Grundstein für Autistenheim auf ehemaligem Bauhofgelände in Volkmarsen gesetzt

Mitten in der Gesellschaft leben

+

Volkmarsen - Der Grundstein für das Autistenheim für 30 Kinder, Jugendliche und Erwachsene in Volkmarsen wurde gestern gesetzt - im August kommenden Jahres sollen die ersten „Hausgäste“ einziehen.

Als solche bezeichnete der Geschäftsführer des Internationalen Bildungs- und Sozialwerks, Prof. Dr. Heinrich Schnatmann, die künftigen Bewohner. Denn mithilfe der Therapiekräfte unter den 50 Vollzeitkräften in der zweiten derartigen Einrichtung in Hessen sollen sie nach dem Leitbild der Inklusion dazu befähigt werden, ein möglichst selbstbestimmtes Leben zu führen und auch einer Erwerbstätigkeit nachzugehen.

Der Umgang mit Autisten sei eine Herausforderung bei der Integration in Familie und Gesellschaft, sagte Staatssekretärin Petra Müller-Klepper. In der innovativen Einrichtung würden die Menschen als Individuen mit Stärken und Schwächen gefördert. Hier lernten sie Selbstständigkeit und Strategien zur Lösung von Konflikten.
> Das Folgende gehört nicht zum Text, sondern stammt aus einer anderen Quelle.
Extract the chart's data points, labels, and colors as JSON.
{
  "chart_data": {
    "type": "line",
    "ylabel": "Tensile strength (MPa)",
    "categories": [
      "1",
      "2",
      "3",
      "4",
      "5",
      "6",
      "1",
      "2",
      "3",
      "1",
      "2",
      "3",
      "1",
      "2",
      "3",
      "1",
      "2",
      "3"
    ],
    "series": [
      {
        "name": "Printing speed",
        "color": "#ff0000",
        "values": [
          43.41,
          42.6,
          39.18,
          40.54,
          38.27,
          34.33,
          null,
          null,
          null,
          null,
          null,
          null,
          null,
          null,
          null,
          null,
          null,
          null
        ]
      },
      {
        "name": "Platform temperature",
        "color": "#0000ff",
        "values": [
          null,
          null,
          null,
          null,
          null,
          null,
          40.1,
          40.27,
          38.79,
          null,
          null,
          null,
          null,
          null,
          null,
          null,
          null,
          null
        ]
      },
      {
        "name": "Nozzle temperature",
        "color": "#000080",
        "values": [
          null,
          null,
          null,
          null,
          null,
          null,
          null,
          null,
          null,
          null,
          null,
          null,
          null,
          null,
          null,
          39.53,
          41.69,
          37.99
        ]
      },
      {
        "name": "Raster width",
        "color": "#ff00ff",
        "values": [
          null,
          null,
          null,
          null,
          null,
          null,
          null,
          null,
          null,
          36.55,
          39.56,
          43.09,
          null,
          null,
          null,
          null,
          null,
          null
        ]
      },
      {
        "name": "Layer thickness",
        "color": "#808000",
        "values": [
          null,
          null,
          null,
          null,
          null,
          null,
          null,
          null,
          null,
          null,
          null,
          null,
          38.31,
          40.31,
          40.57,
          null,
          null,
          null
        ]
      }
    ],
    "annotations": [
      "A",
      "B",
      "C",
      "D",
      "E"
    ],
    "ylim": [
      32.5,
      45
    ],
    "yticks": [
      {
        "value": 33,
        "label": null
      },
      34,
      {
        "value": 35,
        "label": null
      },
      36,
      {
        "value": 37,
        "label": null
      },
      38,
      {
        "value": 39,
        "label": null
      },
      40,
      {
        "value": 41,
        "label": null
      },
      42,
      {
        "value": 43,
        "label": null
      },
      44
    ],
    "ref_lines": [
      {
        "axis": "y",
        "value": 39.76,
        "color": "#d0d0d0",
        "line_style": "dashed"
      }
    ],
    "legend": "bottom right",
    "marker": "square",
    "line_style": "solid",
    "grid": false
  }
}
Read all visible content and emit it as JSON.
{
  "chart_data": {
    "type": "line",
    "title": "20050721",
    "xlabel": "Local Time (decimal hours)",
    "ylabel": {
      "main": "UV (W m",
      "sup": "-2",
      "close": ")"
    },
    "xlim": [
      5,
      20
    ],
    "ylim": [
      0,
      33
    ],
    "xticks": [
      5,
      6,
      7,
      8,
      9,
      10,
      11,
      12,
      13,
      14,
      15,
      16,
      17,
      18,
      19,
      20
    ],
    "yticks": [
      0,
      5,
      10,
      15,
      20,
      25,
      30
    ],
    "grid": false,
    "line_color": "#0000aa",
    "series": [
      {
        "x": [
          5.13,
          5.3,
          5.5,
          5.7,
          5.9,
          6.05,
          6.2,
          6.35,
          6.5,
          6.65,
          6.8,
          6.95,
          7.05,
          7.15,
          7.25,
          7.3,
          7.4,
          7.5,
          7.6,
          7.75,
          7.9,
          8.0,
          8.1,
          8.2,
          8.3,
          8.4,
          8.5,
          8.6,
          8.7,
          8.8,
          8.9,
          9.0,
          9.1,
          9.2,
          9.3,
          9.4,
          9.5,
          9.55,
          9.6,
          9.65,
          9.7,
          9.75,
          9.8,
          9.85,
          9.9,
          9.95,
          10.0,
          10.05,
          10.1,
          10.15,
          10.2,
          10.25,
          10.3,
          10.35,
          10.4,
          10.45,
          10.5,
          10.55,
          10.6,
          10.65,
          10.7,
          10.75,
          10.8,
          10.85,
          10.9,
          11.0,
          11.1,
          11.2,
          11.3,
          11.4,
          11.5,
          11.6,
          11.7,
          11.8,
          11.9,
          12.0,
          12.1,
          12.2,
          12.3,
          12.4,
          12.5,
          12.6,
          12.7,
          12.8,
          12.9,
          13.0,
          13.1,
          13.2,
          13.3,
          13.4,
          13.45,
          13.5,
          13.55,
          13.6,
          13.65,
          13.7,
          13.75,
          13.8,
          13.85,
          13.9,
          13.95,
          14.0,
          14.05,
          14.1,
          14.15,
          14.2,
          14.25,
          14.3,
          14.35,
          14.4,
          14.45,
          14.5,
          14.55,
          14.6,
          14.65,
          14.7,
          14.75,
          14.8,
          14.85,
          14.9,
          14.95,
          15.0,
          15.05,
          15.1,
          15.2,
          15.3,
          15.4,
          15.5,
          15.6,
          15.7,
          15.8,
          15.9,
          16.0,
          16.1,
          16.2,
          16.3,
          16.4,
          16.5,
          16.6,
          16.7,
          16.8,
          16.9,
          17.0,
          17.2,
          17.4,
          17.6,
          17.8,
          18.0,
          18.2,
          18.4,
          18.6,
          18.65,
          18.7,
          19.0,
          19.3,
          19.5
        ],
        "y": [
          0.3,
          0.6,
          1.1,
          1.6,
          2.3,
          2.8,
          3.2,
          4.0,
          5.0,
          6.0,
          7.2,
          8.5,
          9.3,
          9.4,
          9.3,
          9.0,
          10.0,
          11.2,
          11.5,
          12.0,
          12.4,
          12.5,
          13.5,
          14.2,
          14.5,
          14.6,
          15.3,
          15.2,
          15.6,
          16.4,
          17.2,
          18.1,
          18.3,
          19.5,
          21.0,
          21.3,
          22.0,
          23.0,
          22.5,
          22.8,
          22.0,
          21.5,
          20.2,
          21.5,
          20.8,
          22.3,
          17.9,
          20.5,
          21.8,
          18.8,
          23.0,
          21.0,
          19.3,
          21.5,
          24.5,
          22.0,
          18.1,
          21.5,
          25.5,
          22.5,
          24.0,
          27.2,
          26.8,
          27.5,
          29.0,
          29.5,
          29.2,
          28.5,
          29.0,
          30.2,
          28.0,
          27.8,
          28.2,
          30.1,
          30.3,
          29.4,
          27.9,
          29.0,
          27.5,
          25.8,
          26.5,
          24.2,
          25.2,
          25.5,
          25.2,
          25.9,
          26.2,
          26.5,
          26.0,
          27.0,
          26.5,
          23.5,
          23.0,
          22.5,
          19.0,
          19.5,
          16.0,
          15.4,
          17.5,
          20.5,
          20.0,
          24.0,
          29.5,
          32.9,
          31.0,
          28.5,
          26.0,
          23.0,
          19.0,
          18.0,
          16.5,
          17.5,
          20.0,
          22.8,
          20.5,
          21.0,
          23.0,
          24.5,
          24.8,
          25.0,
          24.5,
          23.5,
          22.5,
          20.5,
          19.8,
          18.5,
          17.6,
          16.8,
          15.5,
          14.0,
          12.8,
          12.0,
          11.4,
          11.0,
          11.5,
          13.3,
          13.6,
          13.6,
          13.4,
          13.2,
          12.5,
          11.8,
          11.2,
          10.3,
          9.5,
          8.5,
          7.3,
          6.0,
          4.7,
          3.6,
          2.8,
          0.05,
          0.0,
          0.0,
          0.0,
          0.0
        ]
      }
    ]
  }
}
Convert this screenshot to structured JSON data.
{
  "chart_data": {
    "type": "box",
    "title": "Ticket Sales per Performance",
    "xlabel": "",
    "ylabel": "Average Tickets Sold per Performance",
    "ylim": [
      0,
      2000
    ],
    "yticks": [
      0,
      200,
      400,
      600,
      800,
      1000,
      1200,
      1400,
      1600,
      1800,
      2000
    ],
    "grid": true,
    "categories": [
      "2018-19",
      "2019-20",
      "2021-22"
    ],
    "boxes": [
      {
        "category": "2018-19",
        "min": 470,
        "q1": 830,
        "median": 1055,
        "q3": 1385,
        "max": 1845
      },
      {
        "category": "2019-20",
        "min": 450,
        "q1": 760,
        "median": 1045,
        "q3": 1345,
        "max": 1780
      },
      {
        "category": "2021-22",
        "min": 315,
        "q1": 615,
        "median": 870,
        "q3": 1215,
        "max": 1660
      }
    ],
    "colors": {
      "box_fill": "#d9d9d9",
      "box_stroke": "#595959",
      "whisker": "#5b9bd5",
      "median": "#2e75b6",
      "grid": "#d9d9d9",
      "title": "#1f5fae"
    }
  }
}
Autistische Menschen unterscheiden sich nach ihren Worten in Wahrnehmung und Kommunikation von den anderen und brauchen eine beschützende Atmosphäre, um irritierende Reize auszublenden.

Zugleich hob die Staatssekretärin hervor, dass Menschen mit einer bestimmten Form des Autismus zu hohen intellektuellen Leistungen fähig seien, einen ausgeprägten Sinn für Ordnung und Genauigkeit hätten und daher auch von dem deutschen Unternehmen SAP im IT-Bereich eingesetzt werden sollten. Mit dem Autistenheim werde „kein Tor zu einer Parallelwelt“ geöffnet, bekräftigte sie.

Kreisbeigeordnete Monika Svoboda wies darauf hin, dass innerhalb von sieben Jahren drei soziale Einrichtungen in Volkmarsen vom Internationalen Bildungs- und Sozialwerk und dem Bathildisheim Bad Arolsen geschaffen worden seien, Senioren und Behinderte lebten nun mittendrin „in der sogenannten normalen Gesellschaft“.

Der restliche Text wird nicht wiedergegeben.